As it turns out, the challenge was basically repeating an IIG test of a woman who claims she's something of a human MRI. Anita Ikonen thinks she can tell, among other things, if a person is missing a kidney. IIG tested her under a much more strict protocol and she failed. For TAM8's "demonstration", they got several TAMers on stage (including Derek from Skepticality and Hal Bidlack). One was certified by a doctor to be missing a kidney. Anita spent about half an hour silently observing their backs and taking copious notes. She eventually selected Derek, claiming his left kidney was missing. An odd choice. Derek is known for his problems with a brain aneurism. Is it reasonable to assume he's had other health problems? The choice of left kidney is also an interesting choice. As it turns out when you donate a kidney they always take the left. The right kidney is harder to "dig out".
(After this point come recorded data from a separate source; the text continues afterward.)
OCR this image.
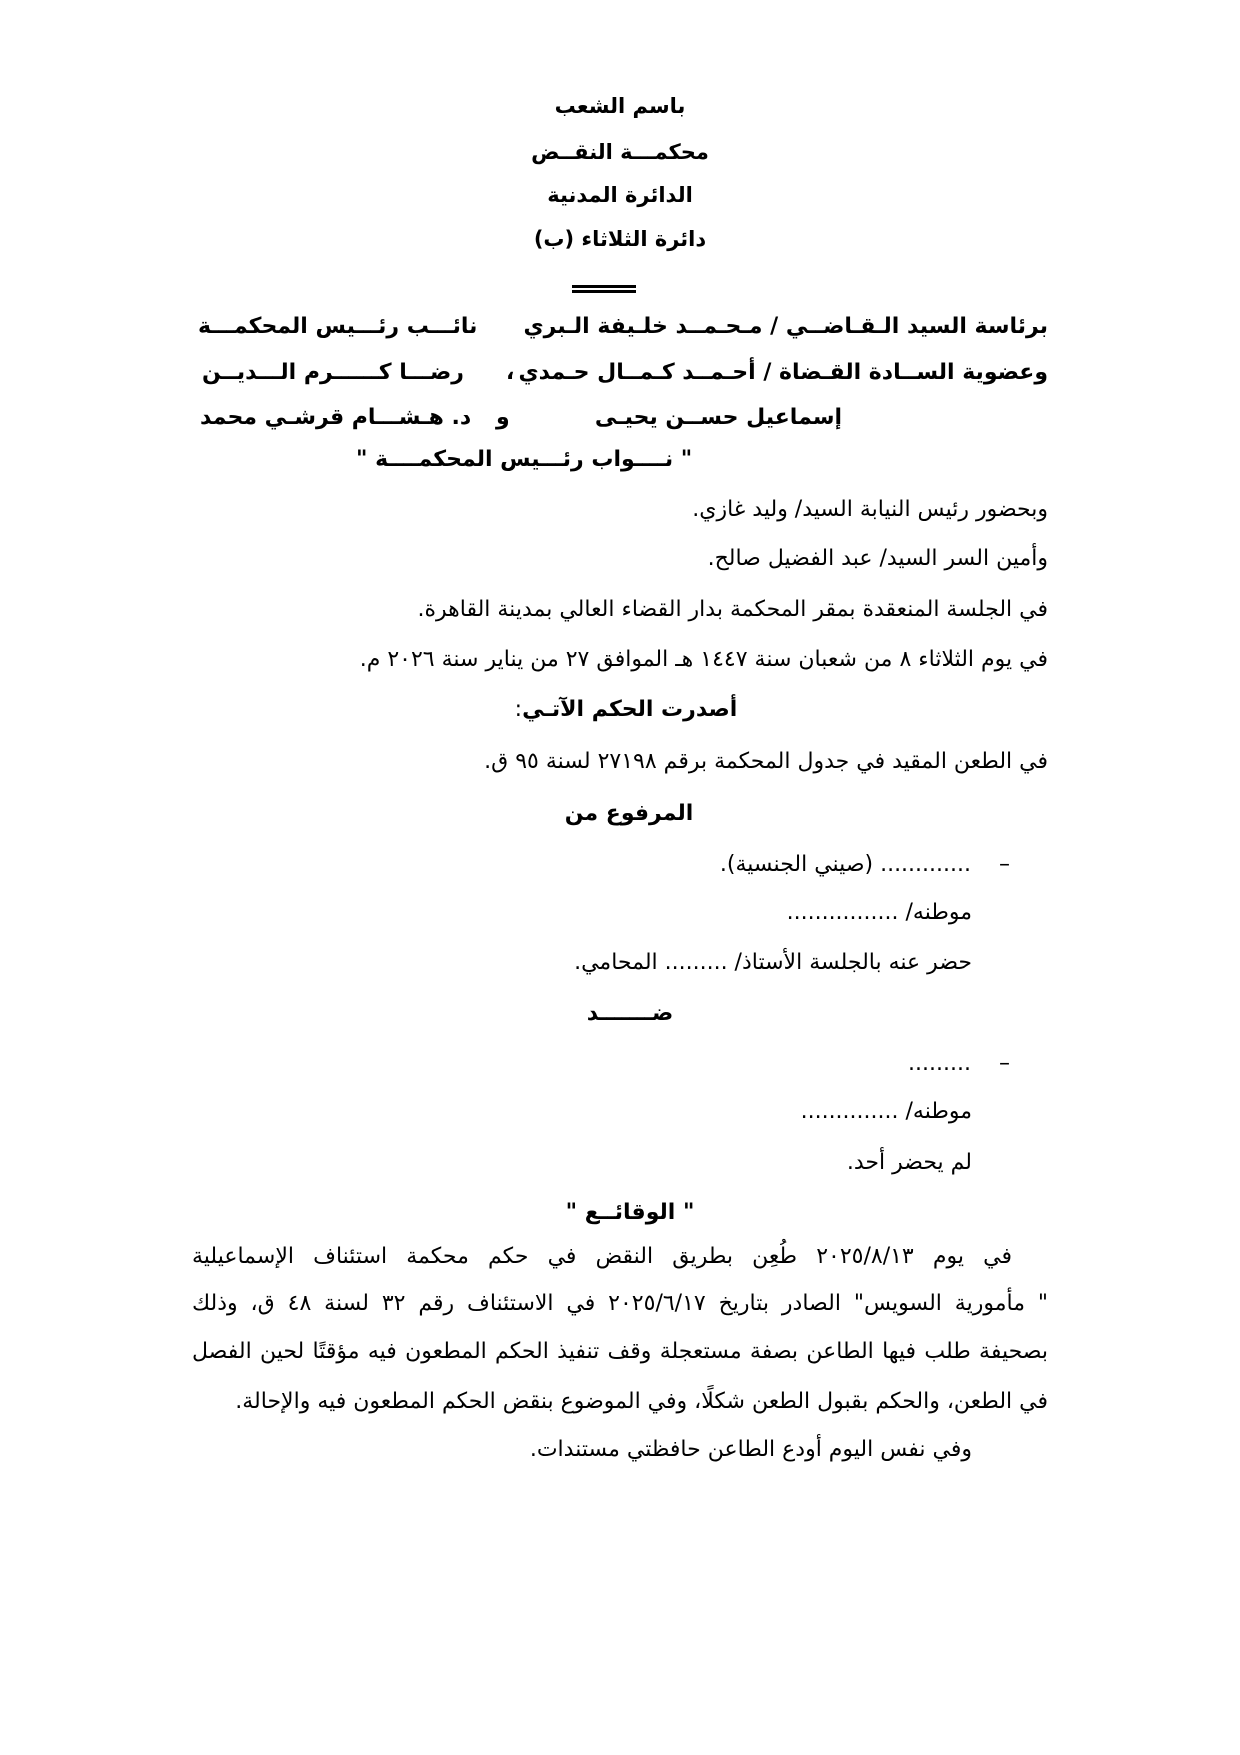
باسم الشعب
محكمـــة النقــض
الدائرة المدنية
دائرة الثلاثاء (ب)
برئاسة السيد الـقـاضــي / مـحـمــد خلـيفة الـبري
نائـــب رئـــيس المحكمـــة
وعضوية الســادة القـضاة / أحـمــد كـمــال حـمدي
،
رضـــا كــــــرم الـــديــن
إسماعيل حســن يحيـى
و
د. هـشـــام قرشـي محمد
" نــــواب رئـــيس المحكمــــة "
وبحضور رئيس النيابة السيد/ وليد غازي.
وأمين السر السيد/ عبد الفضيل صالح.
في الجلسة المنعقدة بمقر المحكمة بدار القضاء العالي بمدينة القاهرة.
في يوم الثلاثاء ٨ من شعبان سنة ١٤٤٧ هـ الموافق ٢٧ من يناير سنة ٢٠٢٦ م.
أصدرت الحكم الآتـي:
في الطعن المقيد في جدول المحكمة برقم ٢٧١٩٨ لسنة ٩٥ ق.
المرفوع من
–
............. (صيني الجنسية).
موطنه/ ................
حضر عنه بالجلسة الأستاذ/ ......... المحامي.
ضـــــــد
–
.........
موطنه/ ..............
لم يحضر أحد.
" الوقائــع "
في يوم ٢٠٢٥/٨/١٣ طُعِن بطريق النقض في حكم محكمة استئناف الإسماعيلية
" مأمورية السويس" الصادر بتاريخ ٢٠٢٥/٦/١٧ في الاستئناف رقم ٣٢ لسنة ٤٨ ق، وذلك
بصحيفة طلب فيها الطاعن بصفة مستعجلة وقف تنفيذ الحكم المطعون فيه مؤقتًا لحين الفصل
في الطعن، والحكم بقبول الطعن شكلًا، وفي الموضوع بنقض الحكم المطعون فيه والإحالة.
وفي نفس اليوم أودع الطاعن حافظتي مستندات.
Derek was the wrong choice. The true target was Hal. And it was his right kidney that was missing. Hal is a rare mutant born without a right kidney at all.

Anita was quite gracious in this second failure of her "powers". I didn't know who the challenge subject would be and was surprised when Anita got up on stage. Not only is she a really beautiful, stylish woman, but she was a fixture at TAM all 4 days. I just thought she was a regular skeptic. She wasn't at all like that young dork with the video camera who thought he had a bunch of "gotcha" questions for Phil and Adam. She seemed honestly interested in the skeptical movement. Based on the way she described her "power", many in the audience guessed she had a brain wired up to experience synesthesia (where you experience one sense via another sense). She agreed she thought she had the condition. As well, she seemed genuinely curious whether or not what she thought she was seeing was real and was anxious to test it.

A reading of her web site seems to indicate she enjoyed her TAM visit and found it inspiring. I don't know if two failures in a row will have her reconsidering her imagined ability. But her web page makes her sound like she's not unfriendly to abandoning her belief in the face of evidence. It might take a lot of evidence, however. I used to have this belief I had this uncanny power to make women swoon. It took a lot of contrary evidence (slaps, icy stares, the statistically unlikely claim from nearly every woman I put the moves on that she had a boyfriend who is a marine) to disabuse me of my tightly held belief I, like Kramer, possessed "the kavorka".

We all have our conceits, I guess.

I grabbed Jacob Jax again and we had a goodbye dinner at the South Point's main sit down restaurant. We both had the prime rib. A big hunk of meat but not a lot of edible meat. Oh well. We rode the South Point shuttle bus to the airport. The bus was driven by this man urging us to take it easy on him as he was 70 years old. I'm not sure the wisdom of hiring a 70 year old man to load 50 lbs bags into the back of a shuttle van in 110 degree Vegas heat. Let this be a lesson to you: save for your retirement. The bus smelt like urine, air conditioned urine but urine all the same. It was actually a pleasure to step off the air conditioned bus into the 110 degree Vegas heat because Vegas doesn't smell like urine. It smells like hot.

Prime Rib with Jacob:

I boarded the plane, no problem. I managed to sleep most of the flight. I arrived in Toronto about 7 AM local time. Cleared customs. Grabbed a cab. And went straight to work.

The magic of Jacob Jax:


The Reality Check podcast boys:

Me and Randi:

Schmoozing with Skepticality's Swoopy:

- Karl

1 comment:

  1. Hmmm. Straight from the AGW panel to Brian Dunning, with nothing in between? Did you take a longer break or was I really that boring?